Вдруг резко задребезжала оконная рама. Ветер переменился, что ли? У меня внезапно возникло ощущение, что кто-то заглядывает снаружи в комнату — хотя этого просто не могло быть, — и я машинально обернулся посмотреть.
— А потом... прошлой весной. Мисаки вдруг заболела, — продолжила Мей. — Это была очень серьезная болезнь, что-то с почками. Ей пришлось бы сидеть на диализе до конца жизни. Единственной альтернативой была пересадка почки.
— Пересадка...
— Да. Мисаки должна была получить почку от Мицуё, своей матери, и ее положили на операцию в большую больницу в Токио. Знаешь, я хотела дать ей свою почку. Ну, мы же близнецы, хоть и разнояйцовые, и с одинаковой фигурой — ведь правда же это лучший вариант для трансплантации? Говорят, пересаживать почку от взрослого к ребенку очень трудно из-за разницы в размере и всего такого, так что... Но, по-видимому, есть какой-то закон, что дети до пятнадцати лет не могут служить донорами органов, так что я ничего не смогла сделать. Сколько я ни клялась, что хочу этого.
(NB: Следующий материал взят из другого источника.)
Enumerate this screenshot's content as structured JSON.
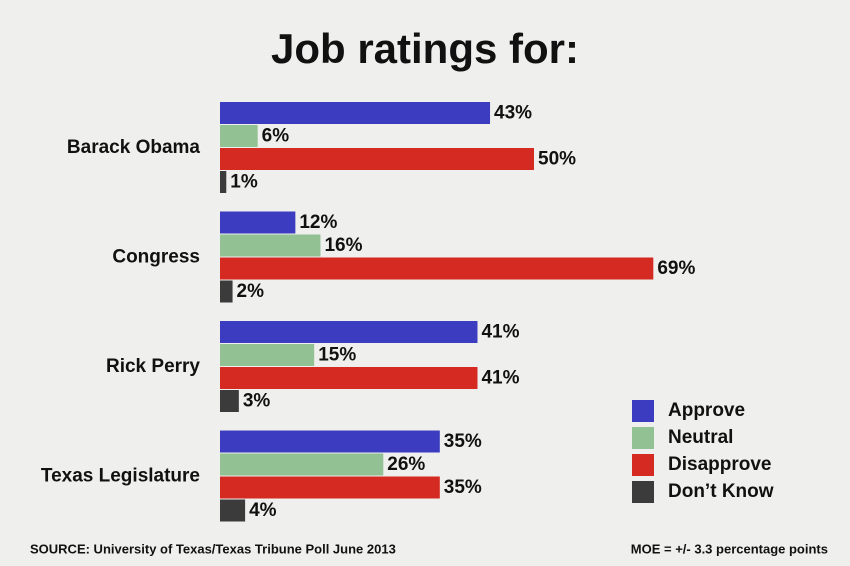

Правда... даже если бы в больнице согласились сделать исключение — Кирика, как только узнала бы, вцепилась руками и ногами и все равно не пустила бы меня...
Значит, это и есть "серьезная операция в другой больнице", которую сделали Мисаки Фудзиоке до того, как положить в городскую больницу. Голос Мидзуно-сан отчетливо прозвучал у меня в памяти — она сказала по телефону эти самые слова. Я невольно зажмурился.